Wednesday, February 27, 2013

Critique: "Conveniently Portrayed"


The first full paragraph of “Conveniently Portrayed” is vivid enough to be chewed. Reading “Sweet potato bisque” is a very sensuous experience. But further, what this story does is contrast a matter-of-fact narrative with an uncertain foot-noted voice, which seems distinct from the voice in the main text.

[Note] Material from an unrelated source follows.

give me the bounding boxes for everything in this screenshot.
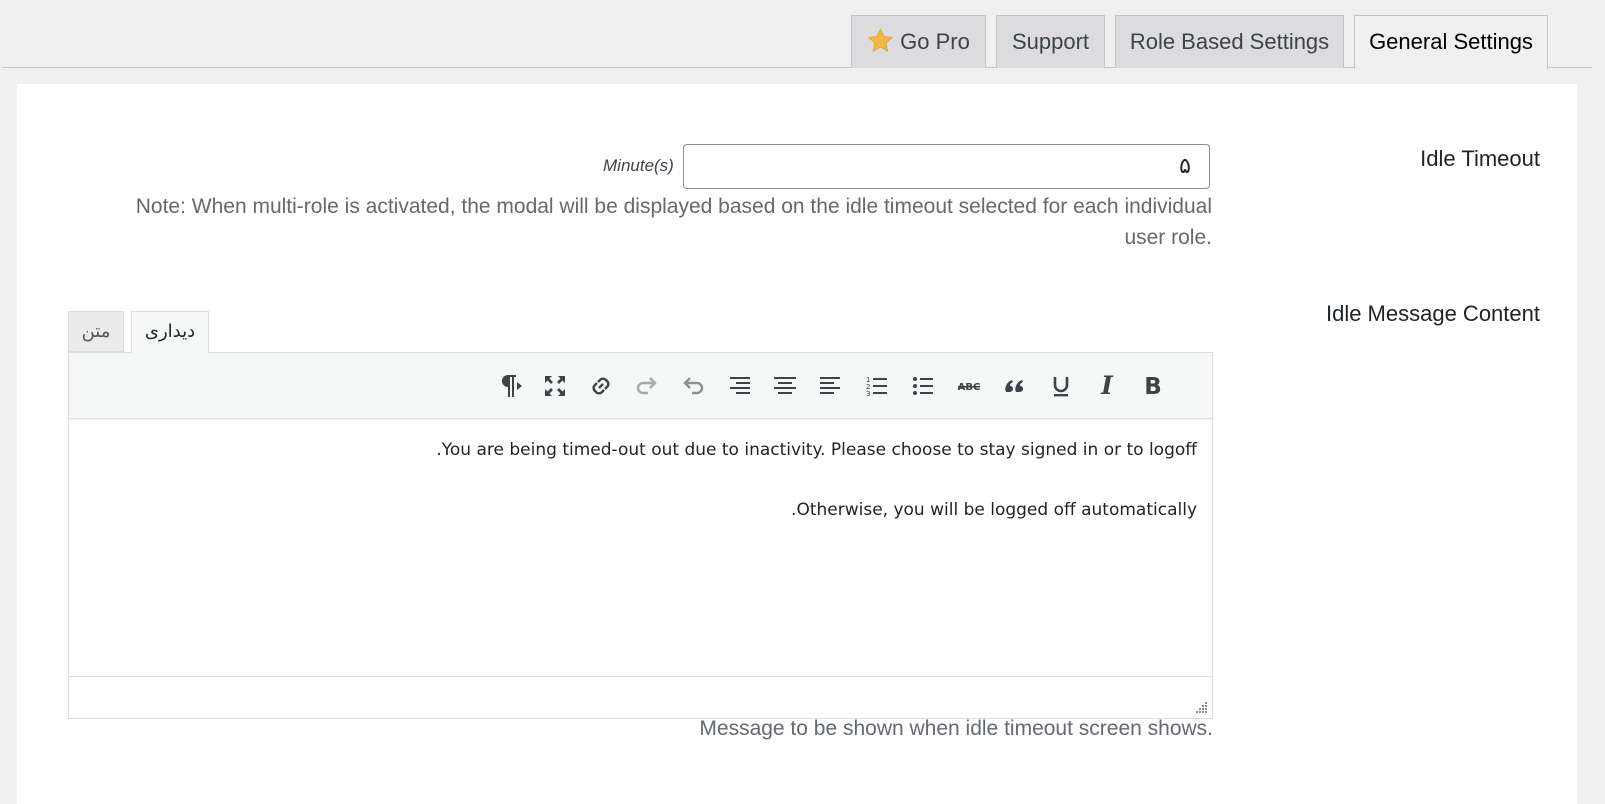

The story is of a character named Hodge, who is out on a date with a woman named Lucille (who might be Margaret, in hind sight), and the narrator explains Hodge’s difficulty with first impression. These narrative expositions, digressions, analyses, whatever you may call them, compose one of the two writing tools along with the footnotes that sort of pry the narrative open. Otherwise, it is just a story about a bad first impression. Where normally an abstract definition of a character trait would be a no-no. it functions as a clinical voice that moves the piece towards its ultimate conclusion, which seems somewhat hopeful.
To me, this piece is the start of something excellent, but certain details are being under-utilized, preventing the story to reach its full potential. The color imagery, footnotes, clothing, these all become important aspects that seem to be full of meaning, but the meanings are not yet fully decipherable.
More on the footnotes: as many will probably say, maybe push further. Your sparse footnotes are quite effective, so in this story you run the risk of going to far. To me, there significance is in the uncertainty of the first and the certainty of the last. Try to span that arch from uncertainty to certainty, without losing it, because that is where the story is. 
Linguistically and stylistically you have crafted something that is enjoyable to read and capable of hitting on several levels. Think about what people are praising about it, and then ask how that can be complicated.